If not for protecting its pride, one would have expected institutional memory in Madhya Pradesh to trigger greater urgency in dealing with deadly contamination.

Exactly a month ago, the state sombrely commemorated the country’s worst industrial disaster. The leakage of deadly chemicals from Union Carbide’s Bhopal plant on December 3, 1984 killed thousands overnight and several more thousands over the following years as a result of exposure.

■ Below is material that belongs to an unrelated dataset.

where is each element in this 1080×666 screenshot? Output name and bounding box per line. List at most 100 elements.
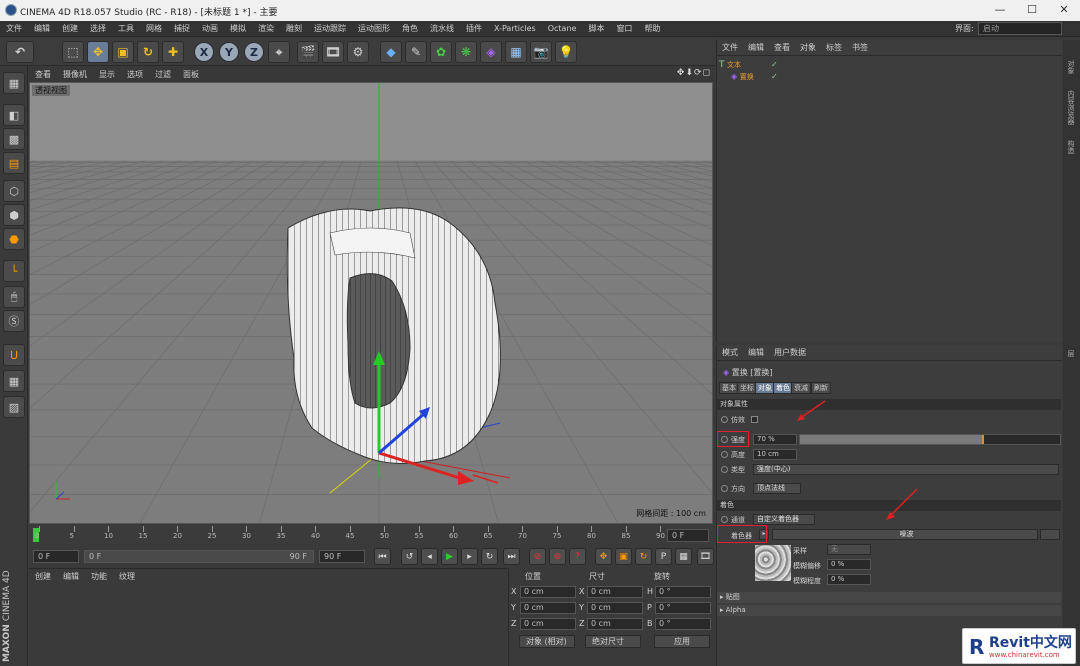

An analysis of groundwater samples from near the plant a quarter century later revealed the presence of toxic materials several times higher than the safe limits. Yet, civic groups have had to wage legal battles for decades to clean up toxic waste from the site—an action that started as late as last January.

Indore had worked hard on waste management, road cleaning and construction of public toilets to earn its tag of a clean city. But administrative apathy and criminal negligence can destroy a carefully-built reputation in days.

In 2019, the auditor general had flagged serious deficiencies in water management in Bhopal and Indore, including the observation that it usually took the municipalities 22-108 days to control a leakage. It’s not only about Indore—studies show that like the air above, the aquifers under many of our cities are prone to other kinds of deadly contamination, too.

Excessive arsenic, fluoride and uranium in hundreds of districts continue to impose a silent toll that goes unaddressed. It’s time we urgently demanded safe and ample supply of the most basic substance that makes life on the planet possible.